Berikut rangkuman bantuan yang telah diberikan kepada penyintas:
- Tempat tinggal sementara (huntara) sebanyak 12 unit.
- Paket sembako harian selama 30 hari.
- Obat-obatan dasar dan layanan kesehatan mobil.
- Bantuan tunai sebesar Rp 2.000.000 per keluarga.
- Pendidikan darurat untuk anak-anak di ruang kelas temporer.
Tim relawan lokal dan Badan Penanggulangan Bencana Daerah (BPBD) terus memantau kondisi para penyintas. Pemerintah kabupaten juga berkoordinasi dengan Dinas Kesehatan untuk melakukan pemeriksaan kesehatan rutin serta menyebarkan informasi mengenai pencegahan penyakit menular yang sering muncul setelah bencana.
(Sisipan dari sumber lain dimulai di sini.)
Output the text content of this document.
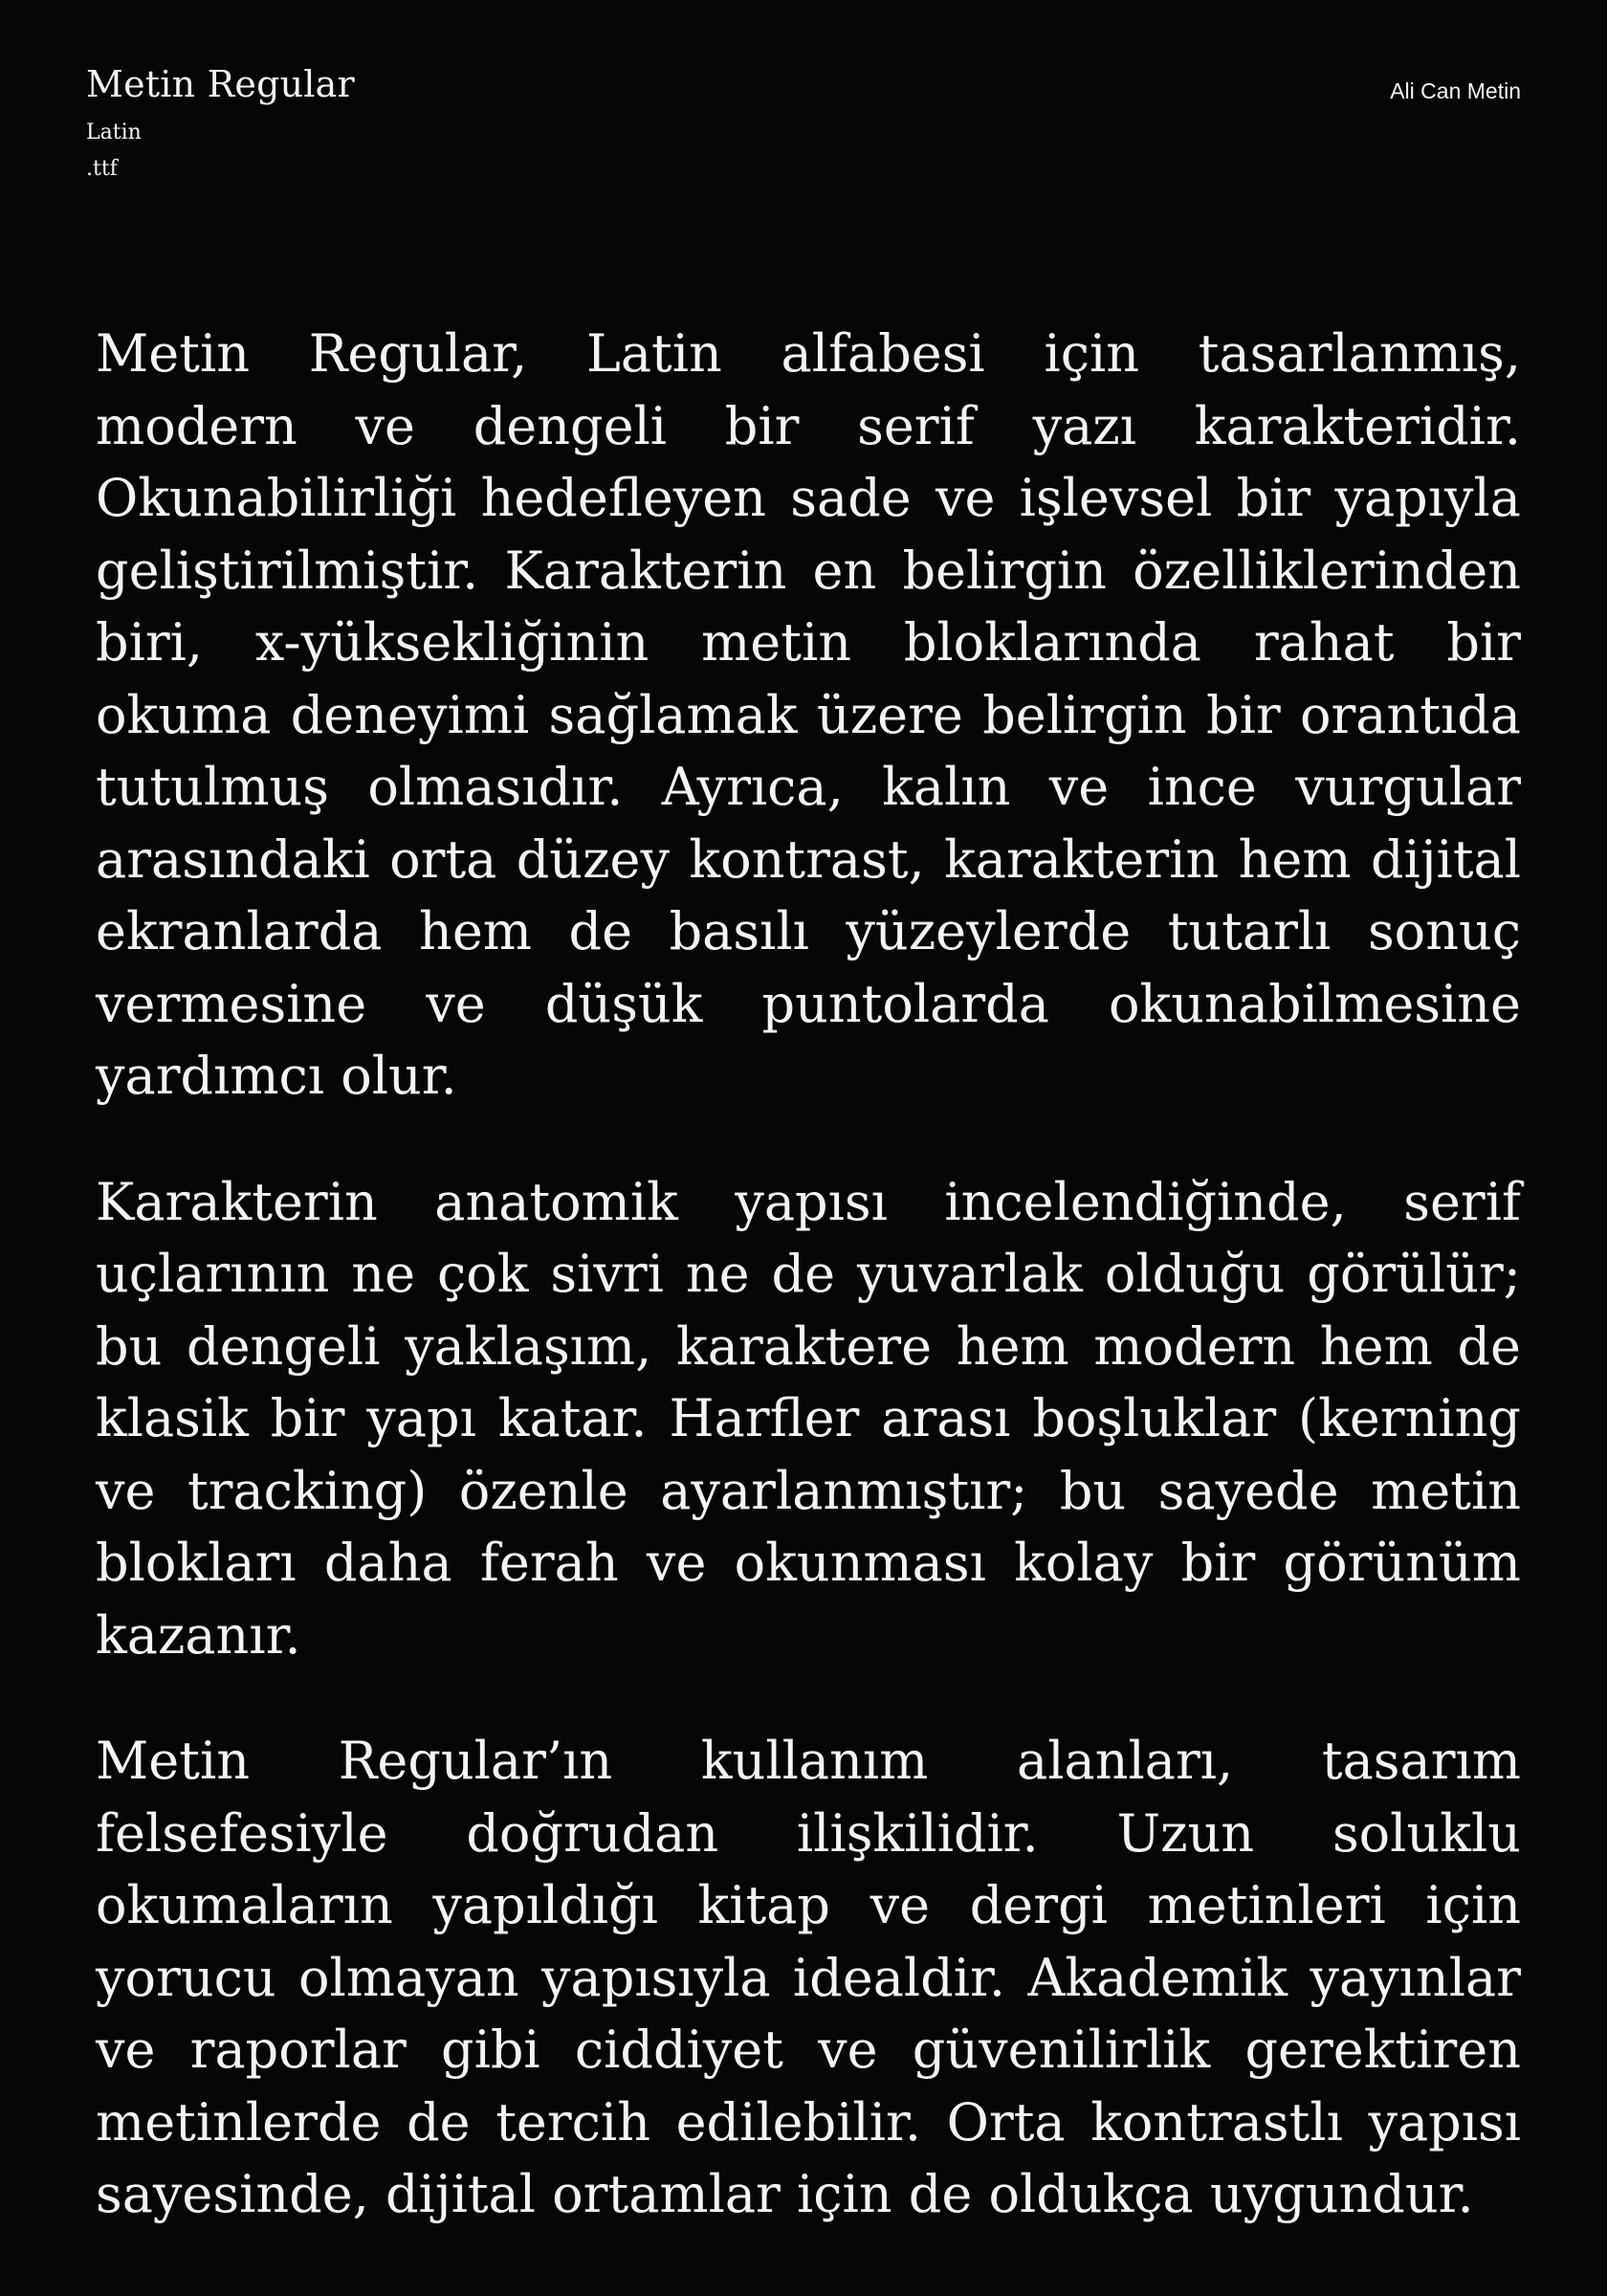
Metin Regular
Latin
.ttf
Ali Can Metin

Metin Regular, Latin alfabesi için tasarlanmış, modern ve dengeli bir serif yazı karakteridir. Okunabilirliği hedefleyen sade ve işlevsel bir yapıyla geliştirilmiştir. Karakterin en belirgin özelliklerinden biri, x-yüksekliğinin metin bloklarında rahat bir okuma deneyimi sağlamak üzere belirgin bir orantıda tutulmuş olmasıdır. Ayrıca, kalın ve ince vurgular arasındaki orta düzey kontrast, karakterin hem dijital ekranlarda hem de basılı yüzeylerde tutarlı sonuç vermesine ve düşük puntolarda okunabilmesine yardımcı olur.

Karakterin anatomik yapısı incelendiğinde, serif uçlarının ne çok sivri ne de yuvarlak olduğu görülür; bu dengeli yaklaşım, karaktere hem modern hem de klasik bir yapı katar. Harfler arası boşluklar (kerning ve tracking) özenle ayarlanmıştır; bu sayede metin blokları daha ferah ve okunması kolay bir görünüm kazanır.

Metin Regular’ın kullanım alanları, tasarım felsefesiyle doğrudan ilişkilidir. Uzun soluklu okumaların yapıldığı kitap ve dergi metinleri için yorucu olmayan yapısıyla idealdir. Akademik yayınlar ve raporlar gibi ciddiyet ve güvenilirlik gerektiren metinlerde de tercih edilebilir. Orta kontrastlı yapısı sayesinde, dijital ortamlar için de oldukça uygundur.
Ke depan, pemerintah Kabupaten Aceh Barat menargetkan pembangunan kembali rumah permanen bagi para penyintas dalam jangka waktu satu tahun. Proses ini akan melibatkan program subsidi material, bantuan teknis, serta partisipasi masyarakat setempat melalui program gotong‑royong.
Dengan upaya bersama antara pemerintah, lembaga kemanusiaan, dan warga, diharapkan pemulihan di Kecamatan Pante Ceureumen dapat kembali normal dan meningkatkan ketahanan wilayah terhadap bencana di masa yang akan datang.